Wednesday, January 28, 2009

re: blogging.

...as in a phenomenon.

i no longer do it.

i will no longer do it...but i have decided to continue writing here.

there are a number of reasons i haven't been writing -- on this here website and more generally -- but i don't feel like getting into them at the moment, because my point is not to bitch or complain or blame.

there were a number of reasons i used to write on this here website, and as genuine as i was intending to be, there was often just as much exhibitionism involved.

i guess i mean to say this: all the reasons for which i have written, and all the ones which have muted me are beyond me now in the same way in which sometimes the past seems episodic and irrelevent to the present...that is...i peck at this keyboard in hopes of finding something to stand on...in hopes of discovering "whys" and "hows" that are otherwise shapeless unless the right vessel of a phrase is chanced upon to contain it. i want this to be a constructive effort, rather than a starry eyed or theoretical expression.

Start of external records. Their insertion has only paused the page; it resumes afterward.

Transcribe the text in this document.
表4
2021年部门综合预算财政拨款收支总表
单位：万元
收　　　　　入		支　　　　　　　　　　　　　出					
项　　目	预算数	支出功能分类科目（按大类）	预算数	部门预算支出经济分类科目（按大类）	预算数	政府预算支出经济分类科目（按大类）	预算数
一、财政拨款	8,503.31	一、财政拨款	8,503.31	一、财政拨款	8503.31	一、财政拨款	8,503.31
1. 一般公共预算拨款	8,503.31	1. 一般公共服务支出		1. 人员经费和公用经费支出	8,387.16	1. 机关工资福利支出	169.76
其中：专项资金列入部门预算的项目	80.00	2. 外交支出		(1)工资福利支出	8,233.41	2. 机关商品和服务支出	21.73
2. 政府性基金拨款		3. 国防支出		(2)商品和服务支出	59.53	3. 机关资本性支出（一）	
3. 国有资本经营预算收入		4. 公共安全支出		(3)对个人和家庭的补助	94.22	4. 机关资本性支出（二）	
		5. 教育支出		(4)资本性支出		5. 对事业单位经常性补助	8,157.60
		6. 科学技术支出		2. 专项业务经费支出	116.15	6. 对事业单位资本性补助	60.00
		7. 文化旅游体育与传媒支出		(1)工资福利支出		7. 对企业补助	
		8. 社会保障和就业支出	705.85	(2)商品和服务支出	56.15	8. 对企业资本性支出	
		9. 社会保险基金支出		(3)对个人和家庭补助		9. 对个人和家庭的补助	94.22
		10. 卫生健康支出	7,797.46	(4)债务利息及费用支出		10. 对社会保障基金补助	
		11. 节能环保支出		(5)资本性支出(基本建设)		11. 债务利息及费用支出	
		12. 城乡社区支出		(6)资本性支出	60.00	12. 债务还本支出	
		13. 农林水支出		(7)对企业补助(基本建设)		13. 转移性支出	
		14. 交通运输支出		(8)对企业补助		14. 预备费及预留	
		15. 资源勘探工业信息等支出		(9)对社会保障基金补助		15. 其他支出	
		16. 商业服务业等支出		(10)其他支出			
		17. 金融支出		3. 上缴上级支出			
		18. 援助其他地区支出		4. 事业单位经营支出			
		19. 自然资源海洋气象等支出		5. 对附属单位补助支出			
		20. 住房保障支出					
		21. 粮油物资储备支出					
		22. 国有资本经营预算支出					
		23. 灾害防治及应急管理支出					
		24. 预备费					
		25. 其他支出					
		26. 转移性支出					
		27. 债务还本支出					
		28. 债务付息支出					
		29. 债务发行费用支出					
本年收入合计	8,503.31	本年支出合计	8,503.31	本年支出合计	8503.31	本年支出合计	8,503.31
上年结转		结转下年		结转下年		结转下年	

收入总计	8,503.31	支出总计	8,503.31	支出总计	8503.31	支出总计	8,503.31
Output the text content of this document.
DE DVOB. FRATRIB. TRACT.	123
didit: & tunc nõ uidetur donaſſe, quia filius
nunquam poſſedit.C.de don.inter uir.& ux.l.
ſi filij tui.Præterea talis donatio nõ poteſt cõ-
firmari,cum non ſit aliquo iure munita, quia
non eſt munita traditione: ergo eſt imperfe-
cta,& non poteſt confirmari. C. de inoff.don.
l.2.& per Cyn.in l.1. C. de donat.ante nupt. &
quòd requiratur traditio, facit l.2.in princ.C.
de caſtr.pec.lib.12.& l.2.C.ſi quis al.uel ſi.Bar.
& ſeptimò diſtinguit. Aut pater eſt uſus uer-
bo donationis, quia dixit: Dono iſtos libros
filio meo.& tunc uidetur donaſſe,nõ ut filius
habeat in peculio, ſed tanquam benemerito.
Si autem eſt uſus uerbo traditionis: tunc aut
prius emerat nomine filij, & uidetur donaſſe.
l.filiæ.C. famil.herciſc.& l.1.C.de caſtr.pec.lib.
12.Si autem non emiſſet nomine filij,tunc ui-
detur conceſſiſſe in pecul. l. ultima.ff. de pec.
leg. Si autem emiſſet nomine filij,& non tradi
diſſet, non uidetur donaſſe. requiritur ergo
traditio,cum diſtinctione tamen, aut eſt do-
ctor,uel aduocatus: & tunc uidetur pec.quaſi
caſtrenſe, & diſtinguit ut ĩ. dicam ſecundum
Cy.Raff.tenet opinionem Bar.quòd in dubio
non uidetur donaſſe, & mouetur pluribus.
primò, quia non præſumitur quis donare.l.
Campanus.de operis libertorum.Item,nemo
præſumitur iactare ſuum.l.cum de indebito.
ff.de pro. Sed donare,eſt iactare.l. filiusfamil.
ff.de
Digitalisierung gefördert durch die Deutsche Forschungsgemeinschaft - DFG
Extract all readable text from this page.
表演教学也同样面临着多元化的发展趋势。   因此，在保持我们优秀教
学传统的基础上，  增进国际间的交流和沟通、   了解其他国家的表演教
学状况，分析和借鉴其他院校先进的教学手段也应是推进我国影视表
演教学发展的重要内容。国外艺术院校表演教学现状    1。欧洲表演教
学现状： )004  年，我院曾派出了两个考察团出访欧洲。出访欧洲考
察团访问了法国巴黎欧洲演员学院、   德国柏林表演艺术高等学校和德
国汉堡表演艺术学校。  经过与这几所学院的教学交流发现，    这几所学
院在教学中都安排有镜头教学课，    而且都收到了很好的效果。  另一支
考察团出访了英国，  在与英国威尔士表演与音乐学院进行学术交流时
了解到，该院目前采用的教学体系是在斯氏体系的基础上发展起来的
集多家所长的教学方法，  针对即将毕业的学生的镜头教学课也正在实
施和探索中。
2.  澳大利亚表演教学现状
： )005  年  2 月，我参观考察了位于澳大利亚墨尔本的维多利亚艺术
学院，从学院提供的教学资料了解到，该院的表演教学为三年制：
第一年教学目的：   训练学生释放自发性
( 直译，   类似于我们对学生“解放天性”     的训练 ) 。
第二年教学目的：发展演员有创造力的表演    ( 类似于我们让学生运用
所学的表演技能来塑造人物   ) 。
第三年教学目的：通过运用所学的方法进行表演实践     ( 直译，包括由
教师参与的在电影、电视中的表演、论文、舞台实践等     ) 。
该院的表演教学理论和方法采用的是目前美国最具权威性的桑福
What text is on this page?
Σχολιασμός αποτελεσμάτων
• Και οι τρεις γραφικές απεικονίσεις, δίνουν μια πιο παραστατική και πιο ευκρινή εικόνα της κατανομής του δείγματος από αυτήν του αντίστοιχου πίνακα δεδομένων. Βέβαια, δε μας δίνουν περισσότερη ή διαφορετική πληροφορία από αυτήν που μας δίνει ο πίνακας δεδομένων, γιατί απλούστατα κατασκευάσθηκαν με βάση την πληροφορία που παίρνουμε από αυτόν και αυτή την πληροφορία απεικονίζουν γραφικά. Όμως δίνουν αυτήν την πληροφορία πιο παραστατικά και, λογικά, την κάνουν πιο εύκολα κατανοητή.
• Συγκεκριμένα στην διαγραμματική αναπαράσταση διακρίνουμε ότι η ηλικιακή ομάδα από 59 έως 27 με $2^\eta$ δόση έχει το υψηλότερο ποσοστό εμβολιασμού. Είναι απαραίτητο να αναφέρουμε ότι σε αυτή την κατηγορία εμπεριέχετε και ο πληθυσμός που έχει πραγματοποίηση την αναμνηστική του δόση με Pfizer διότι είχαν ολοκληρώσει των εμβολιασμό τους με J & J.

i am sick of not knowing what i am doing; sick of not examining what i am doing, or attempting to answer the questions about my life that i all to often ignore. i am free to be honest. i want things to stand on, i want to discover the ground i tread and whether or not there is a path there.

i am not tired of the pursuit of beauty or truth or all of those grand ideas, but they mean nothing if they cannot be supported by common life, intimate interests, and earthly concerns; or, rather, beauty and truth cannot be supported unless they are also drawn into those things. they cannot be considered compartmentally, or as separate. its not in human nature to exist unalloyed.....neither is it the nature of the world we live in.

i've had a rough week.
i am tired. i am afraid. i am hungry. i have bills to pay. i have to go to work. i have wet feet. i take the bus. i go to school. i am alone. i am lazy. i am guilty. i am in desperate need of a shower, and the immediate application of deodorant. and i want to cut open the sky, and shake mountains, and shout down the naysayers, reach into the thunder, rattle tombs and pierce souls, and change a thing so that it is never the same again.

these are all things i have to confront, question, resolve, learn how to do; and they are all things i need to make an effort at every day. the one set of priorities does not supercede the other; i have missed out on too much of both already.